Following the news that UK inflation fell to 2.8% in April, mortgage and property industry leaders have shared their reaction to what could be a significant moment for borrowers, brokers and the wider housing market. While the drop may ease pressure on the Bank of England ahead of its next base rate decision, experts warn that ongoing geopolitical instability, affordability challenges and consumer uncertainty continue to shape market conditions.
Ben Allkins, head of mortgages and protection at Just Mortgages, said:
“Inflation easing in April certainly feels counterintuitive and is likely explained in part by the lowering of the energy price cap. I think if you speak to people in the supermarket or at the petrol pump, they’re certainly not feeling it as the Iran conflict continues to put pressure on global supply and drive up prices. The impact on mortgage rates and broker workloads is well-documented too.
That pressure is still likely to be the norm moving forward, particularly with no resolution to the conflict in sight. Attention will soon turn to the next base rate decision in a few weeks’ time, with opinion still split on the outcome. Could a drop in inflation be enough to stave off any potential hikes for a little longer, particularly with the unexpected jump in unemployment announced this week.
Across the employed and self-employed parts of our business, we have seen clients getting on with the task at hand, which in many cases has meant pushing on with their remortgage. We are still seeing purchase activity, although it continues to lean more towards those needing to move, rather than wanting to.
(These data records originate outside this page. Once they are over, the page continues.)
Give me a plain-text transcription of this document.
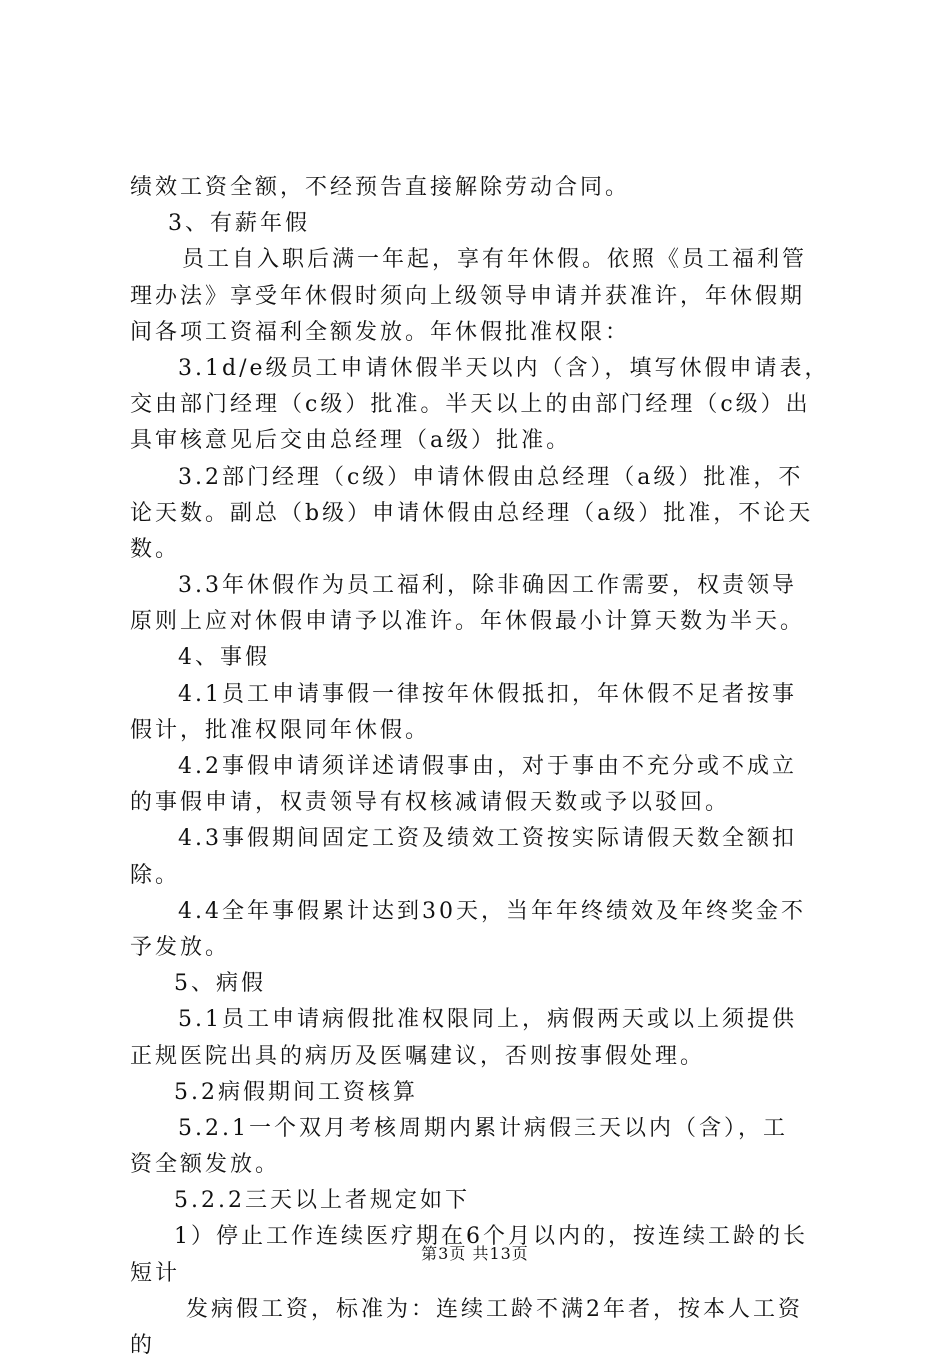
绩效工资全额，不经预告直接解除劳动合同。
3、有薪年假
员工自入职后满一年起，享有年休假。依照《员工福利管
理办法》享受年休假时须向上级领导申请并获准许，年休假期
间各项工资福利全额发放。年休假批准权限：
3.1d/e级员工申请休假半天以内（含），填写休假申请表，
交由部门经理（c级）批准。半天以上的由部门经理（c级）出
具审核意见后交由总经理（a级）批准。
3.2部门经理（c级）申请休假由总经理（a级）批准，不
论天数。副总（b级）申请休假由总经理（a级）批准，不论天
数。
3.3年休假作为员工福利，除非确因工作需要，权责领导
原则上应对休假申请予以准许。年休假最小计算天数为半天。
4、事假
4.1员工申请事假一律按年休假抵扣，年休假不足者按事
假计，批准权限同年休假。
4.2事假申请须详述请假事由，对于事由不充分或不成立
的事假申请，权责领导有权核减请假天数或予以驳回。
4.3事假期间固定工资及绩效工资按实际请假天数全额扣
除。
4.4全年事假累计达到30天，当年年终绩效及年终奖金不
予发放。
5、病假
5.1员工申请病假批准权限同上，病假两天或以上须提供
正规医院出具的病历及医嘱建议，否则按事假处理。
5.2病假期间工资核算
5.2.1一个双月考核周期内累计病假三天以内（含），工
资全额发放。
5.2.2三天以上者规定如下
1）停止工作连续医疗期在6个月以内的，按连续工龄的长
短计
发病假工资，标准为：连续工龄不满2年者，按本人工资
的
第3页 共13页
In both cases, it is an important reminder of why brokers are so important and the vital role we play in helping borrowers navigate the market. The priority right now is making sure we are being proactive, maintaining that five-star service and covering all our bases to ensure clients are properly supported.”
Richard Pike, sales and marketing director at Phoebus Software comments:
“The surprise fall in inflation to 2.8% is good news for the economy and for consumers but is unlikely to be the start of a sustained fall and underlines just how unpredictable the current environment is. Inflation remains stubbornly high, with upward pressure from fuel and transport costs linked to the ongoing instability in the Middle East.
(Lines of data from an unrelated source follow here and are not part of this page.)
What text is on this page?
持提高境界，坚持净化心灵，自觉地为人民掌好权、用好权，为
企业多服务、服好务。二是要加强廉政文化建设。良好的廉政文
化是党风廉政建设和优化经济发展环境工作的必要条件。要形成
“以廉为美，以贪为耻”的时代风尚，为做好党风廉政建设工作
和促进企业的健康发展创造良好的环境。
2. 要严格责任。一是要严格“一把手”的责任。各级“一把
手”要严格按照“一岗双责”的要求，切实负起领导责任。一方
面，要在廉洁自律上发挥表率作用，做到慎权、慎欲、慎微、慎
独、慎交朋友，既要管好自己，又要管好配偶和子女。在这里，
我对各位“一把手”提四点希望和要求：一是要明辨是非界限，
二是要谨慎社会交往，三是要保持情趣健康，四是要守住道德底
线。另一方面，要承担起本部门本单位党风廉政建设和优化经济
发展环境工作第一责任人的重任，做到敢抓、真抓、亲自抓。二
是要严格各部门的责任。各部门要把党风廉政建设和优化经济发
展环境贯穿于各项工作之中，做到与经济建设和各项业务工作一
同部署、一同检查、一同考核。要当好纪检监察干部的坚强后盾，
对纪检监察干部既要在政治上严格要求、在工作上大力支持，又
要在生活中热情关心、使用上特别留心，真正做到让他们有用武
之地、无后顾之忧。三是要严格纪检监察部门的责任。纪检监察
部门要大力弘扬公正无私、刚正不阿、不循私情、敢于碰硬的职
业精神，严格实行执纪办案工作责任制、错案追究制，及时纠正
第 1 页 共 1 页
At the same time, the labour market remains weak, and yesterday’s unemployment and wage data will make the Bank of England think very carefully about how far it can go in tightening policy without risking a deeper slowdown.”
Ben Thompson, Director of Home Moving Strategy, Mortgage Advice Bureau:
“Whether you’re looking to buy your first home, move up the ladder, or remortgage, a drop in inflationto 2.8% is certainly the news borrowers were hoping for. As inflation begins to ease, we could also see mortgage rates follow suit, helping to relieve some of the ongoing pressure on affordability and consumer confidence.
Our research shows 41% of prospective buyers are currently waiting for a ‘sign’ before making their next move, highlighting how closely housing sentiment is linked to the wider economic picture.
At the same time, uncertainty isn’t being driven by affordability alone. Nearly a third of prospective buyers admit they don’t fully understand the homebuying process, while 73% are unaware of high loan-to-value mortgage options that could help make homeownership more accessible.
That’s why getting expert mortgage advice is more important than ever. In a market shaped by economic uncertainty and changing rate expectations, advisers play a crucial role in helping buyers understand the options available to them and make informed decisions with confidence.”